Profits fell from £946m to £886m, although those figures were distorted by the £100m sale of a stake in Visa Europe last year, as well as a £26m one-off gain from the disposal of the stake in VocaLink this year. Underlying profits, stripping out the one-off costs, rose by 3.8 per cent to £883m.
Mortgage lending fell to £24.1bn in its third-quarter, down from £26.2bn in the same period last year.
The bank's capital tier one equity ratio, a key measure of the bank's capital strength, rose significantly to 30.5 per cent, up from 25.4 per cent less than a year ago.
Nationwide also gained more new current account customers than any other bank, with openings up eight per cent in the quarter to 617,000.
As Britain's biggest building society, Nationwide is a key player in a housing market which has showed signs recently of a slowdown, as house prices have stalled.
At its half-year results in November Nationwide warned of the likely dip in its mortgage lending amid intense competition. The building society said it will "prioritise quality over volumes" in its lending rather than chasing market share, which could potentially leave it exposed if economic conditions turn.
However, the Bank of England's rate rise path should benefit the lender. Continued low interest rates will "maintain pressure on margins", it said today, but the Bank's steeper path of rate hikes should give a boost to interest margins.

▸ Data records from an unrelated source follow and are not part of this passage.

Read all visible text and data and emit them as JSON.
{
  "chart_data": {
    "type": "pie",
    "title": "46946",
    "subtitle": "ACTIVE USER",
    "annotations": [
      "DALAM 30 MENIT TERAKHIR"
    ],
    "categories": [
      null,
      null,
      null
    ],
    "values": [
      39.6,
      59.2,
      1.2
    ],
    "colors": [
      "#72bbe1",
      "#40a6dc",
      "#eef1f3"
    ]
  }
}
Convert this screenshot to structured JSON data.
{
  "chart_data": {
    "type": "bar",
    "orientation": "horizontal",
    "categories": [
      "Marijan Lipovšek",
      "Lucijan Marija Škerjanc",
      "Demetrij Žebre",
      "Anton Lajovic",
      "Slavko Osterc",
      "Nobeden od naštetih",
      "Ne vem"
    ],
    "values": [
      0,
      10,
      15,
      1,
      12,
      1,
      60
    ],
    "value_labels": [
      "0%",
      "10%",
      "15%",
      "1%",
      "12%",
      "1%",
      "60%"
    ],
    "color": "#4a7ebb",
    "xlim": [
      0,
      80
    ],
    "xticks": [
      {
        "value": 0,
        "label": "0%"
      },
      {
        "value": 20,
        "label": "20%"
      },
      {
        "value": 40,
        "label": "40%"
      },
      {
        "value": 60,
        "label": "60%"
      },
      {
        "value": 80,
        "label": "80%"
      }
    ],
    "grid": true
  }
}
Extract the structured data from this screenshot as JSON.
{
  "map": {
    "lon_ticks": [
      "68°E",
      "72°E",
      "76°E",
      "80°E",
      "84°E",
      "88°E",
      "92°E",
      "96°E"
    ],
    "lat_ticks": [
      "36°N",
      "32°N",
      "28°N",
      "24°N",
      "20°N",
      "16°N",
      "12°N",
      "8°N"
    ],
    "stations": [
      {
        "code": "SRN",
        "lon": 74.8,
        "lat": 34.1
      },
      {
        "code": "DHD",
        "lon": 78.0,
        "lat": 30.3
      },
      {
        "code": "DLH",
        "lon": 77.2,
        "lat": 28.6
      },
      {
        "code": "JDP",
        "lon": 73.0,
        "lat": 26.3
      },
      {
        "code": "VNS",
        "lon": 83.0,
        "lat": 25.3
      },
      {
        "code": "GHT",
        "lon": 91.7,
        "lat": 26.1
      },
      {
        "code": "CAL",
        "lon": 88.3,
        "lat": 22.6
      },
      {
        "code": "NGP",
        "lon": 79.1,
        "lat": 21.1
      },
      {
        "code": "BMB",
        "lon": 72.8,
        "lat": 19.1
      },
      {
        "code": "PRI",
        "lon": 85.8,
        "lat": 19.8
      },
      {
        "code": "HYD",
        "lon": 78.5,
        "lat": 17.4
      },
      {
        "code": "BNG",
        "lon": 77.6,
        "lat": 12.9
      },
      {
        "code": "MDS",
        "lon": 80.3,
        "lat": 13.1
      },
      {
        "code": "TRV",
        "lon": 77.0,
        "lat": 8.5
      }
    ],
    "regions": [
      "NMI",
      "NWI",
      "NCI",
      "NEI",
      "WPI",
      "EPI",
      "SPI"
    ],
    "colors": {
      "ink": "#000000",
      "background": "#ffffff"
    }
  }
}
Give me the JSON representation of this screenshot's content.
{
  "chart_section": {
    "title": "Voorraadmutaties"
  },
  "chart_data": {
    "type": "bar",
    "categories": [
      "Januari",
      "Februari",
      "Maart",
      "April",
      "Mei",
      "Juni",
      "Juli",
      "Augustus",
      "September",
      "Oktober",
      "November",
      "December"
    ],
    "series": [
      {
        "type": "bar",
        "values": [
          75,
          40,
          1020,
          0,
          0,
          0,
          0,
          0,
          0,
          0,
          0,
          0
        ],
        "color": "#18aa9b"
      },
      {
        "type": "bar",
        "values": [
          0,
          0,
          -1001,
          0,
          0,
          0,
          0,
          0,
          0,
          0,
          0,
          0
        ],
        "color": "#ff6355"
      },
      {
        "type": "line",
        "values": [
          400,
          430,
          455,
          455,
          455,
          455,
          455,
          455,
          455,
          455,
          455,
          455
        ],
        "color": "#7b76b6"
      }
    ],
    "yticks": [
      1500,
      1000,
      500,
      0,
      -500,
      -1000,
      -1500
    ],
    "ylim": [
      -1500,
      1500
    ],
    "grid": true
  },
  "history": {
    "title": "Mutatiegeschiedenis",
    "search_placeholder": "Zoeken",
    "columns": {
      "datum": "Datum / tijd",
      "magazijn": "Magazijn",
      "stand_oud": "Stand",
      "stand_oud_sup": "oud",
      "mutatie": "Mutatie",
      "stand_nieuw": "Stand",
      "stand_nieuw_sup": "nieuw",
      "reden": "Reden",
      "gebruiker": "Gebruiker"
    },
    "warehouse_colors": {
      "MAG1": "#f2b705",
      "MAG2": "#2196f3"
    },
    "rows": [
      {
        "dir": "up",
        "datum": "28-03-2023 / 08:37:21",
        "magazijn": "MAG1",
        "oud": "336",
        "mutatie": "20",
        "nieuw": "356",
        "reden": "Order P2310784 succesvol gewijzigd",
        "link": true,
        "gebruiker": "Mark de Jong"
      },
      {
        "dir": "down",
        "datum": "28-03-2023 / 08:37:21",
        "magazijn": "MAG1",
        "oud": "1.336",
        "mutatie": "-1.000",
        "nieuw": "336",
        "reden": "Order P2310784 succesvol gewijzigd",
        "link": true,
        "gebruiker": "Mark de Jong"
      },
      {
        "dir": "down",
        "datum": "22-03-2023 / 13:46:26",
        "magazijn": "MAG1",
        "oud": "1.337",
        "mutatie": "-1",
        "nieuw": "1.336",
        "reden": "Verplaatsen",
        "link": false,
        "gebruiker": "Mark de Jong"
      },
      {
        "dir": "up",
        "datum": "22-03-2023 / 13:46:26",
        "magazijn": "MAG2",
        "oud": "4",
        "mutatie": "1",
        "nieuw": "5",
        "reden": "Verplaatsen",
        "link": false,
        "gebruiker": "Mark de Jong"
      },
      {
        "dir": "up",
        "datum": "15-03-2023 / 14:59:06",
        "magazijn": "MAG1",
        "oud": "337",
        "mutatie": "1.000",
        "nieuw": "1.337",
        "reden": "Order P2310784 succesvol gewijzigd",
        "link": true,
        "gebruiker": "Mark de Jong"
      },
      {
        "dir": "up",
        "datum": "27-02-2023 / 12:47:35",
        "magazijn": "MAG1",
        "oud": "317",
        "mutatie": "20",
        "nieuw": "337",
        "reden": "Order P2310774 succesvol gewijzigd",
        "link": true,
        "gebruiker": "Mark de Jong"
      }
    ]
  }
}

Nationwide chief executive Joe Garner said: “The Society continued to trade strongly in the period."
"As we anticipated, a subdued buy-to-let mortgage market, plus sustained competition, slowed the pace of growth in our mortgage book. With third quarter mortgage reservations significantly stronger than for the same period last year, we expect a strong final quarter for our gross lending."
“Looking ahead, we expect the economy to continue to grow but only modestly," he said. "Modest economic growth is also likely to hold back the housing market and house price growth. Overall, we expect house prices to be broadly flat in 2018 with perhaps a marginal gain of around one per cent."